HUMAP: Hierarchical Uniform Manifold Approximation and Projection
Wilson E. Marcílio-Jr, Danilo M. Eler, Fernando V. Paulovich, Rafael M. Martins
TL;DR
HUMAP tackles the need for scalable, multi-scale visualization of high-dimensional data by introducing a hierarchical dimensionality reduction framework that preserves both local and global structure while maintaining a stable mental map across levels. It builds a bottom-up hierarchy using a kernel-based similarity $p_{i|j}=e^{-(d(x_i,x_j)-\rho_i)/\sigma_i}$ with a fixed $k$ and random walks to identify landmarks, then generates level-specific embeddings with a UMAP-like objective guided by higher-level coordinates; a controlled movement parameter $\theta$ preserves layout continuity during drill-down. The method supports subset projection through a principled association of non-landmark points to landmarks and propagates representations across levels, enabling progressive analysis as demonstrated in a COVID-19 tweet case study. Empirical results on MNIST, FMNIST, Mammals, and Embryoid Body show HUMAP offers competitive runtimes and superior hierarchical structure preservation, with reproducibility and scalability considerations discussed for practical deployment.
Abstract
Dimensionality reduction (DR) techniques help analysts to understand patterns in high-dimensional spaces.

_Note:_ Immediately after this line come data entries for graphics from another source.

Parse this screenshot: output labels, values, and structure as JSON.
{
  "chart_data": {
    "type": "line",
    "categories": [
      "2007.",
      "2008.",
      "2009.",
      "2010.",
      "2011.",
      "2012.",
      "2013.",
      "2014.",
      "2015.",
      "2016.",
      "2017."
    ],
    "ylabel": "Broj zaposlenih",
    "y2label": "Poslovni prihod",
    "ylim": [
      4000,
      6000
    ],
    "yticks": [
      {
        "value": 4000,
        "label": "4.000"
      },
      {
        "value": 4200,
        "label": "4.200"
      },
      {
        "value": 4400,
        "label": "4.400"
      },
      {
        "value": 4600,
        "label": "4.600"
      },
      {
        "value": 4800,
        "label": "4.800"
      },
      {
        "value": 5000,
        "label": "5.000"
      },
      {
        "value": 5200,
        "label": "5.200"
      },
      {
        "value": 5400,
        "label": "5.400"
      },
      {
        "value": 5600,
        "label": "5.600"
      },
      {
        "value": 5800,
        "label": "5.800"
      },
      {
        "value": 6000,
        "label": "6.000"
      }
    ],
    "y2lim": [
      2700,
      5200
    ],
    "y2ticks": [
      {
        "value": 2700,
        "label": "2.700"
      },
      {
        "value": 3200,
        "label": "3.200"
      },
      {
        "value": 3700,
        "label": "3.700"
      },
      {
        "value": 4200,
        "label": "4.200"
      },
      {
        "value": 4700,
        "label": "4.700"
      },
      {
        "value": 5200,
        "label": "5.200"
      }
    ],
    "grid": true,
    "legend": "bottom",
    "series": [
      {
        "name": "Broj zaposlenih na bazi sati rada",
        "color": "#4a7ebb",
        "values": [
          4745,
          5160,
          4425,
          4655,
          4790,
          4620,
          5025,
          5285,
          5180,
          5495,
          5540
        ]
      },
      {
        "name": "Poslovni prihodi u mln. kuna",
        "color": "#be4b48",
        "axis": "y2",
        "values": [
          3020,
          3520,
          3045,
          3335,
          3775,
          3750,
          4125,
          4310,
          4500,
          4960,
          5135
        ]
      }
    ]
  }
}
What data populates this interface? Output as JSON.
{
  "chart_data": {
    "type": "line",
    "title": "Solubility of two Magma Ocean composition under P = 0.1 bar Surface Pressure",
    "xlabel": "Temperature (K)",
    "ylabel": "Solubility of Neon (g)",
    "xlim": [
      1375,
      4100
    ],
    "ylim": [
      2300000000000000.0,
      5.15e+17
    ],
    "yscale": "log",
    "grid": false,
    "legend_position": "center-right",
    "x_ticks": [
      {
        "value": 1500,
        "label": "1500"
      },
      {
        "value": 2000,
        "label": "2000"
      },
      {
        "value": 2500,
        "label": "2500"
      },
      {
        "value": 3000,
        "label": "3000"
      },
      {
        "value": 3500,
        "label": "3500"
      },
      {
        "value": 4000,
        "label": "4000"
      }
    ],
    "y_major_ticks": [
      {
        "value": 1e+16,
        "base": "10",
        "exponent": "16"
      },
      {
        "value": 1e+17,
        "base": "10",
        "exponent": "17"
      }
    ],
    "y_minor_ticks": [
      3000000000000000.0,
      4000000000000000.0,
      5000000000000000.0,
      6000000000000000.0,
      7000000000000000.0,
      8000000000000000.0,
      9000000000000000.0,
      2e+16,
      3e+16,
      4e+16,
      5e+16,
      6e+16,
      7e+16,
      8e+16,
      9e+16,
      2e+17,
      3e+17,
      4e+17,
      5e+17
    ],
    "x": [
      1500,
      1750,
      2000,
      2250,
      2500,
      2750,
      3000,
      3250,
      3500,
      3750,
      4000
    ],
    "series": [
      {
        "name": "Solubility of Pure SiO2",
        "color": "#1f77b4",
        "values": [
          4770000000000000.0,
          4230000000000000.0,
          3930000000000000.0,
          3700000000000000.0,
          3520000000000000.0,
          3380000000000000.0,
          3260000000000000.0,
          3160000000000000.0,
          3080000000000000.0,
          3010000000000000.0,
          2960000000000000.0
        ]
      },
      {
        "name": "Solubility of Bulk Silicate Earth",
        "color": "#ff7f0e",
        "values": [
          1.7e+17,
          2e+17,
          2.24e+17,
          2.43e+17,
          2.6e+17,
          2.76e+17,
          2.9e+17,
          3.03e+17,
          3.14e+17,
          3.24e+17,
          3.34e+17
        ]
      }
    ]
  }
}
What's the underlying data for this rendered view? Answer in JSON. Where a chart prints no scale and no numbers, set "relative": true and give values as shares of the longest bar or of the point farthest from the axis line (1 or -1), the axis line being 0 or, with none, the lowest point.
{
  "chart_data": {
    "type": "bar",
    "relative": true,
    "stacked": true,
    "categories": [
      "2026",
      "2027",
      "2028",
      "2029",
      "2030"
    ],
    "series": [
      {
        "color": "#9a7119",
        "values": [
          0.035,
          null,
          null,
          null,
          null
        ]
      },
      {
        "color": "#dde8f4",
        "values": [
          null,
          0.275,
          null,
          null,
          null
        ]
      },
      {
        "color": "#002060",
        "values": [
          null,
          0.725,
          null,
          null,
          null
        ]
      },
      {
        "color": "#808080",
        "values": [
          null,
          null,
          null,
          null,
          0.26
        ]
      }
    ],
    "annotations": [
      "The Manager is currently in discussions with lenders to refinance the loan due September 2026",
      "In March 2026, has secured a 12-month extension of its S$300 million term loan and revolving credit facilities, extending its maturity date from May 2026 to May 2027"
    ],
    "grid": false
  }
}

These techniques, often represented by scatter plots, are employed in diverse science domains and facilitate similarity analysis among clusters and data samples. For datasets containing many granularities or when analysis follows the information visualization mantra, hierarchical DR techniques are the most suitable approach since they present major structures beforehand and details on demand. This work presents HUMAP, a novel hierarchical dimensionality reduction technique designed to be flexible on preserving local and global structures and preserve the mental map throughout hierarchical exploration. We provide empirical evidence of our technique's superiority compared with current hierarchical approaches and show a case study applying HUMAP for dataset labelling.